Research Group "Immunregulation" (Peter Murray)
Most organisms have simple immune systems. For example, plants lack specialized circulating immune cells. Instead plants, like bacteria, have in-built detection systems to determine if they are invaded with pathogens. Invertebrates like insects or octopusses have specialized phagocytic cells that can migrate to sites of injury and invasion, but use a few types of broad response mechanisms to cover many types of pathogens. By contrast, mammals have elaborate immune systems that have the potential to recognize and respond to any chemical entity, which are called ‘antigens’. An antigen can be anything, from components of our own bodies, food, things we breathe in, and obviously parts of invading pathogens like viruses or bacteria. The immune system has to decide what to respond to, and how to respond. In many diseases, the response is insufficient (chronic infection), attacks our own tissues (autoimmune diseases), or is uncontrolled and causes collateral damage (sepsis). The central question of immunology is how the immune response makes the right or wrong decisions.

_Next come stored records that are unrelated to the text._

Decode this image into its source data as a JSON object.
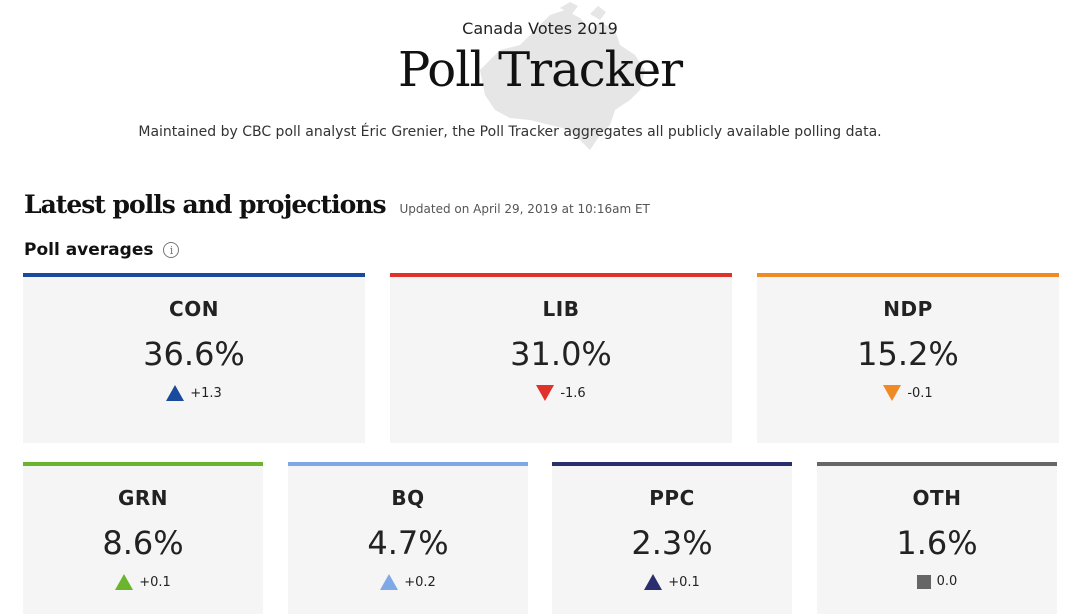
{
  "header": {
    "kicker": "Canada Votes 2019",
    "title": "Poll Tracker",
    "description": "Maintained by CBC poll analyst Éric Grenier, the Poll Tracker aggregates all publicly available polling data."
  },
  "section": {
    "title": "Latest polls and projections",
    "updated": "Updated on April 29, 2019 at 10:16am ET",
    "subhead": "Poll averages",
    "info_glyph": "i"
  },
  "parties": [
    {
      "party": "CON",
      "pct": "36.6%",
      "change": "+1.3",
      "direction": "up",
      "color": "#1a4a9c"
    },
    {
      "party": "LIB",
      "pct": "31.0%",
      "change": "-1.6",
      "direction": "down",
      "color": "#e0322a"
    },
    {
      "party": "NDP",
      "pct": "15.2%",
      "change": "-0.1",
      "direction": "down",
      "color": "#f08a24"
    },
    {
      "party": "GRN",
      "pct": "8.6%",
      "change": "+0.1",
      "direction": "up",
      "color": "#6ab52d"
    },
    {
      "party": "BQ",
      "pct": "4.7%",
      "change": "+0.2",
      "direction": "up",
      "color": "#7ea9e6"
    },
    {
      "party": "PPC",
      "pct": "2.3%",
      "change": "+0.1",
      "direction": "up",
      "color": "#2b2e6e"
    },
    {
      "party": "OTH",
      "pct": "1.6%",
      "change": "0.0",
      "direction": "none",
      "color": "#666666"
    }
  ]
}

A key event in the evolution of mammalian immunity was the acquisition of rearranging antigen receptors in lymphocytes (T and B cells), which allow mammals to detect almost any type of molecule by antibodies made by B cells, or through the T cell receptor (TCR) on T cells. However, the advantages of having rearranging antigen receptors are offset by two penalties: first, the danger of self-reactivity against our own molecules, cells and tissues is always present, and must be suppressed throughout life. All autoimmune diseases are failures to suppress self-reactivity. Second, complex immune systems, once acquired, became essential for life. This is best shown by the numerous germline mutations that affect T or B cell development and function (e.g. ‘The boy in the bubble’ type syndromes), which lead to early death from infection without medical intervention. Thus, understanding advanced immune responses involves intrinsic complexity not found in insect or arthropod immune systems. Experimental approaches must therefore anticipate complexity, especially at the level of in vivo interrogation of immunity.
The focus of the Immunoregulation group is how the complex interplays of cells and molecules are coordinated to respond to invading pathogens and damage, and at the same time avoid self-reactivity. This puzzle has perplexed and fascinated biologists since Paul Ehrlich originally proposed in the early 20th century that complex immune systems must somehow avoid ‘horror autotoxicus’ or self-reactivity. Over the last two decades many advances have delineated pathways that control immune networks and how the different cell types and pathways can be manipulated. A good example is the use of immune checkpoint inhibitors in cancer therapy. Immune checkpoint molecules like PD-1 and its ligands (PD-L1 and PD-L2) or CTLA4 are cell surface proteins that naturally provide ‘stop’ signals to T cells. In infection, these molecules are part of communication networks that help the immune system avoid self-reactivity once the danger of infection has passed. In cancer however, tumor cells are a type of ‘self’ and are therefore difficult to eliminate. In fact, tumors and some types of immune cells that populate tumors actively suppress T cell responses as part of their normal process of blocking horror autotoxicus. In cancer therapy however, a T cell response to the tumor is desirable. Checkpoint inhibitors work by temporarily blocking a ‘stop’ signal, and allowing T cells to continue to survey tumor tissue and potentially recognize it as ‘foreign’ or damaged.
Our work is directed at fundamental discoveries about the immune system, but in performing this research, practical insights for human health are, and we hope will be, unearthed.